OS TAGARELAS QUE NÃO PARAM QUIETOS

Começo por dizer que os tagarelas e os irrequietos (miúdos ou graúdos) não desligam porque não percebem que necessitam de o fazer. E, quando procuram o “pause” não o encontram.

            Estou a falar daquelas pessoas que começam a falar do trânsito, passam para o carro do pai, para a mãe que foi ao hospital, o médico que não apareceu, o filho que ficou na escola, (…) e só conseguimos dizer: “- Ah sim?…e…. olhe…”(mas ninguém nos ouve!);

Ou daquela pessoa que chega, sistematicamente, atrasada a todos os lugares, completamente stressada, lamenta-se com voz agitada do muito que fez, do que ainda lhe falta fazer e que não vai conseguir terminar…

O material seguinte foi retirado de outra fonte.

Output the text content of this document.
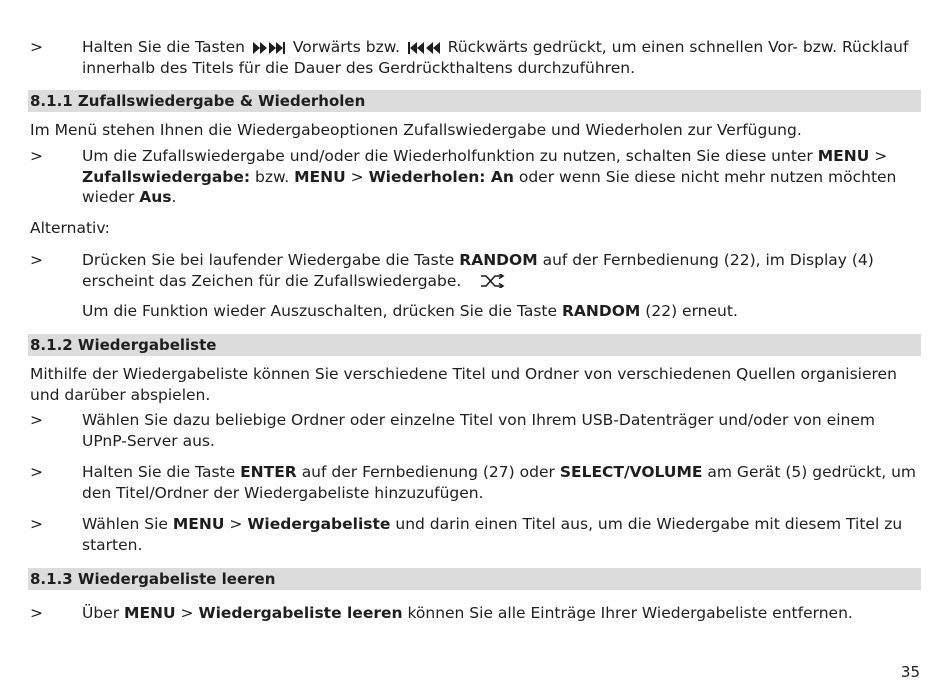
>	Halten Sie die Tasten	Vorwärts bzw.	Rückwärts gedrückt, um einen schnellen Vor- bzw. Rücklauf
innerhalb des Titels für die Dauer des Gerdrückthaltens durchzuführen.
8.1.1 Zufallswiedergabe & Wiederholen
Im Menü stehen Ihnen die Wiedergabeoptionen Zufallswiedergabe und Wiederholen zur Verfügung.
>	Um die Zufallswiedergabe und/oder die Wiederholfunktion zu nutzen, schalten Sie diese unter MENU >
Zufallswiedergabe: bzw. MENU > Wiederholen: An oder wenn Sie diese nicht mehr nutzen möchten
wieder Aus.
Alternativ:
>	Drücken Sie bei laufender Wiedergabe die Taste RANDOM auf der Fernbedienung (22), im Display (4)
erscheint das Zeichen für die Zufallswiedergabe.
Um die Funktion wieder Auszuschalten, drücken Sie die Taste RANDOM (22) erneut.
8.1.2 Wiedergabeliste
Mithilfe der Wiedergabeliste können Sie verschiedene Titel und Ordner von verschiedenen Quellen organisieren
und darüber abspielen.
>	Wählen Sie dazu beliebige Ordner oder einzelne Titel von Ihrem USB-Datenträger und/oder von einem
UPnP-Server aus.
>	Halten Sie die Taste ENTER auf der Fernbedienung (27) oder SELECT/VOLUME am Gerät (5) gedrückt, um
den Titel/Ordner der Wiedergabeliste hinzuzufügen.
>	Wählen Sie MENU > Wiedergabeliste und darin einen Titel aus, um die Wiedergabe mit diesem Titel zu
starten.
8.1.3 Wiedergabeliste leeren
>	Über MENU > Wiedergabeliste leeren können Sie alle Einträge Ihrer Wiedergabeliste entfernen.
35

São pessoas com Perturbação de Hiperatividade com Défice de Atenção (PHDA). Trata-se de um transtorno neurobiológico, de causas genéticas, diagnosticado a 7 – 8% das crianças (cerca de 100 mil crianças em Portugal) e que, em  60% destas,  se mantem ao longo da vida. 

Até há pouco tempo acreditava-se que a PHDA era coisa das crianças e que desaparecia na idade adulta, mas isto nem sempre acontece. Isto leva a que a maior parte dos adultos com hiperatividade não saiba que a têm. Contudo, nervosismo, ansiedade, depressão, perturbações do sono, dificuldades no relacionamento familiar e social, na memória, (…) acabam por levar as pessoas com PHDA a procurar tratamento. 

Afinal, o que é a PHDA?

 A PHDA caracteriza-se por dois tipos de sintomas: falta de atenção e hiperatividade-impulsividade.

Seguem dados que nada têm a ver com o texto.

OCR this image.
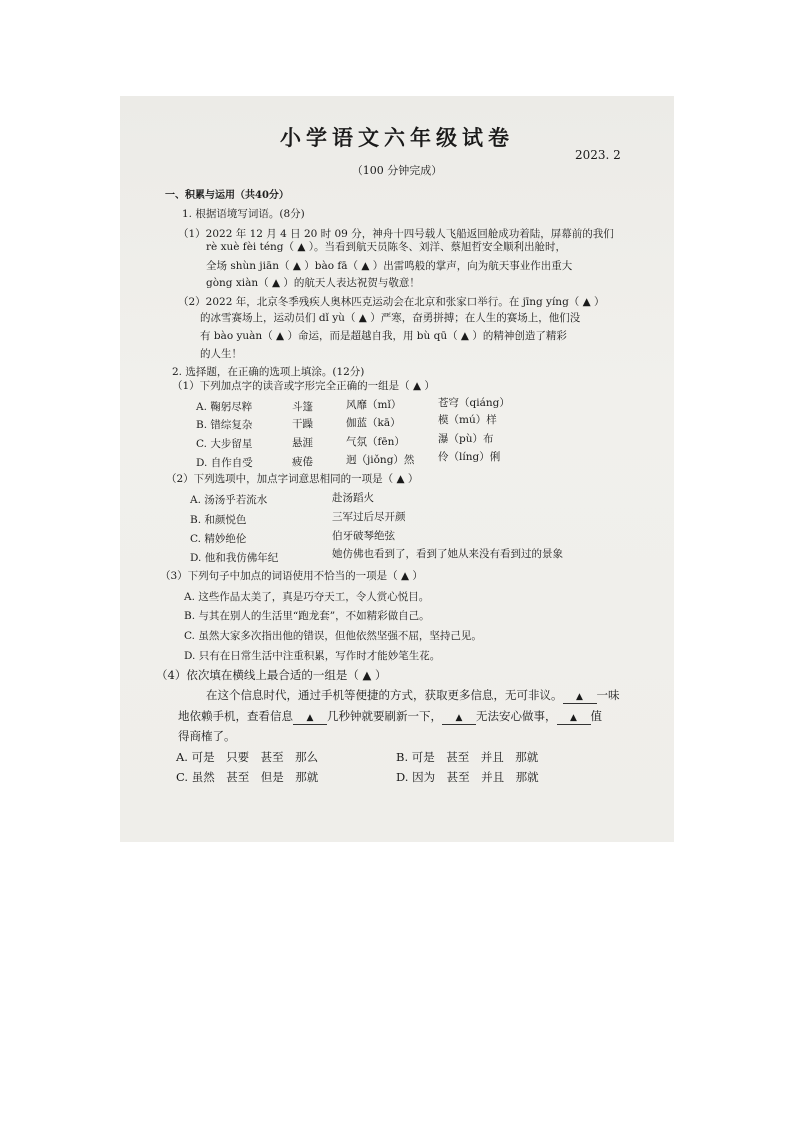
小学语文六年级试卷
2023. 2
（100 分钟完成）
一、积累与运用（共40分）
1. 根据语境写词语。(8分)
（1）2022 年 12 月 4 日 20 时 09 分，神舟十四号载人飞船返回舱成功着陆，屏幕前的我们
rè xuè fèi téng（ ▲ ）。当看到航天员陈冬、刘洋、蔡旭哲安全顺利出舱时，
全场 shùn jiān（ ▲ ）bào fā（ ▲ ）出雷鸣般的掌声，向为航天事业作出重大
gòng xiàn（ ▲ ）的航天人表达祝贺与敬意！
（2）2022 年，北京冬季残疾人奥林匹克运动会在北京和张家口举行。在 jīng yíng（ ▲ ）
的冰雪赛场上，运动员们 dǐ yù（ ▲ ）严寒，奋勇拼搏；在人生的赛场上，他们没
有 bào yuàn（ ▲ ）命运，而是超越自我，用 bù qū（ ▲ ）的精神创造了精彩
的人生！
2. 选择题，在正确的选项上填涂。(12分)
（1）下列加点字的读音或字形完全正确的一组是（ ▲ ）
A. 鞠躬尽粹	斗篷	风靡（mǐ）	苍穹（qiáng）
B. 错综复杂	干躁	伽蓝（kā）	模（mú）样
C. 大步留星	悬涯	气氛（fēn）	瀑（pù）布
D. 自作自受	疲倦	迥（jiǒng）然 伶（líng）俐
（2）下列选项中，加点字词意思相同的一项是（ ▲ ）
A. 汤汤乎若流水	赴汤蹈火
B. 和颜悦色	三军过后尽开颜
C. 精妙绝伦	伯牙破琴绝弦
D. 他和我仿佛年纪	她仿佛也看到了，看到了她从来没有看到过的景象
（3）下列句子中加点的词语使用不恰当的一项是（ ▲ ）
A. 这些作品太美了，真是巧夺天工，令人赏心悦目。
B. 与其在别人的生活里“跑龙套”，不如精彩做自己。
C. 虽然大家多次指出他的错误，但他依然坚强不屈，坚持己见。
D. 只有在日常生活中注重积累，写作时才能妙笔生花。
（4）依次填在横线上最合适的一组是（ ▲ ）
在这个信息时代，通过手机等便捷的方式，获取更多信息，无可非议。 ▲ 一味
地依赖手机，查看信息 ▲ 几秒钟就要刷新一下， ▲ 无法安心做事， ▲ 值
得商榷了。
A. 可是　只要　甚至　那么	B. 可是　甚至　并且　那就
C. 虽然　甚至　但是　那就	D. 因为　甚至　并且　那就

As crianças são impulsivas e desatentas, tem dificuldade de concentração e na gestão do tempo, são incapazes de estar quietas ou em silêncio. Na escola, saem do seu lugar, são impacientes e não terminam as tarefas.

Os adultos são incapazes de ficar muito tempo parados (mexem pés, mãos, levantam-se), têm mudanças de humor repentinas, discutem por qualquer coisa, são desorganizados, esquecidos, distraídos, enganam-se e erram com facilidade.

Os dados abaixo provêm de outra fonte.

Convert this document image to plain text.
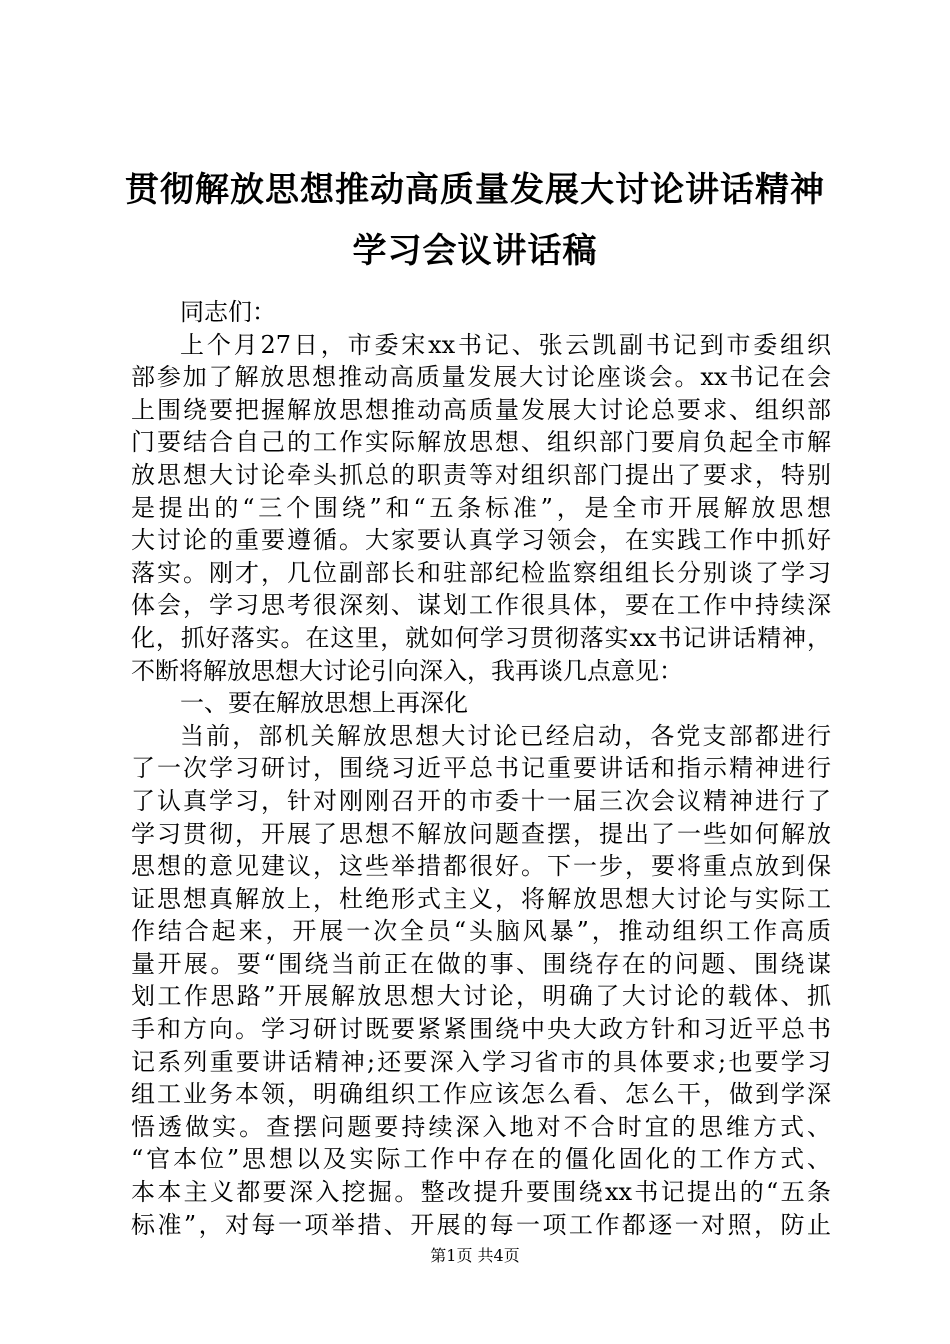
贯彻解放思想推动高质量发展大讨论讲话精神
学习会议讲话稿
同志们：
上个月27日，市委宋xx书记、张云凯副书记到市委组织
部参加了解放思想推动高质量发展大讨论座谈会。xx书记在会
上围绕要把握解放思想推动高质量发展大讨论总要求、组织部
门要结合自己的工作实际解放思想、组织部门要肩负起全市解
放思想大讨论牵头抓总的职责等对组织部门提出了要求，特别
是提出的“三个围绕”和“五条标准”，是全市开展解放思想
大讨论的重要遵循。大家要认真学习领会，在实践工作中抓好
落实。刚才，几位副部长和驻部纪检监察组组长分别谈了学习
体会，学习思考很深刻、谋划工作很具体，要在工作中持续深
化，抓好落实。在这里，就如何学习贯彻落实xx书记讲话精神，
不断将解放思想大讨论引向深入，我再谈几点意见：
一、要在解放思想上再深化
当前，部机关解放思想大讨论已经启动，各党支部都进行
了一次学习研讨，围绕习近平总书记重要讲话和指示精神进行
了认真学习，针对刚刚召开的市委十一届三次会议精神进行了
学习贯彻，开展了思想不解放问题查摆，提出了一些如何解放
思想的意见建议，这些举措都很好。下一步，要将重点放到保
证思想真解放上，杜绝形式主义，将解放思想大讨论与实际工
作结合起来，开展一次全员“头脑风暴”，推动组织工作高质
量开展。要“围绕当前正在做的事、围绕存在的问题、围绕谋
划工作思路”开展解放思想大讨论，明确了大讨论的载体、抓
手和方向。学习研讨既要紧紧围绕中央大政方针和习近平总书
记系列重要讲话精神;还要深入学习省市的具体要求;也要学习
组工业务本领，明确组织工作应该怎么看、怎么干，做到学深
悟透做实。查摆问题要持续深入地对不合时宜的思维方式、
“官本位”思想以及实际工作中存在的僵化固化的工作方式、
本本主义都要深入挖掘。整改提升要围绕xx书记提出的“五条
标准”，对每一项举措、开展的每一项工作都逐一对照，防止
第1页 共4页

PHDA testa qualquer relacionamento.

A paciência e o amor são postos à prova a toda a hora e todos os dias.

“Só agora começo a perceber porque é que o meu pai berrava tanto comigo, eu não parava quieto em lado nenhum… a minha mulher passa a vida a dizer que o meu filho é igual ao pai… e é verdade” declarou o Joaquim, quando recebeu o diagnóstico do filho.

Rita, 45 anos e engenheira, sofre de ansiedade, nasceu numa aldeia onde a professora lhe chamava ‘cabeça no ar’ .“Eu andava sempre na lua e adorava os recreios! Mas era uma guerra para fazer os trabalhos de casa… quando vim para a Faculdade perdi-me entre os amigos e a cidade. Já tinha os meus filhos quando acabei o curso”.

Muitas vezes, professores e família perdem a cabeça. Há dias, o pai de um paciente dizia-me que tinha medo de levar o filho ao restaurante, porque ele só fazia asneiras e as pessoas diziam que eram os pais que não o sabiam educar. 

Para uma vida adulta mais saudável e feliz, o tratamento é fundamental e quanto mais cedo melhor!

Embora em algumas situações seja recomendável o uso de medicamentos, a minha experiência diz-me que uma terapia bem estruturada e organizada, com recurso a técnicas de hipnose clínica e à análise cuidada das dinâmicas familiares e dos ambientes, dá excelentes resultados.

            Tão importante como o tratamento, a família precisa de conhecer a forma especial de agir e pensar das pessoas com PHDA para poder alcançar a paz. Acredite nelas e apoie-as, vai descobrir que são pessoas muito intuitivas e sensíveis que, quando tratadas, são muito competentes.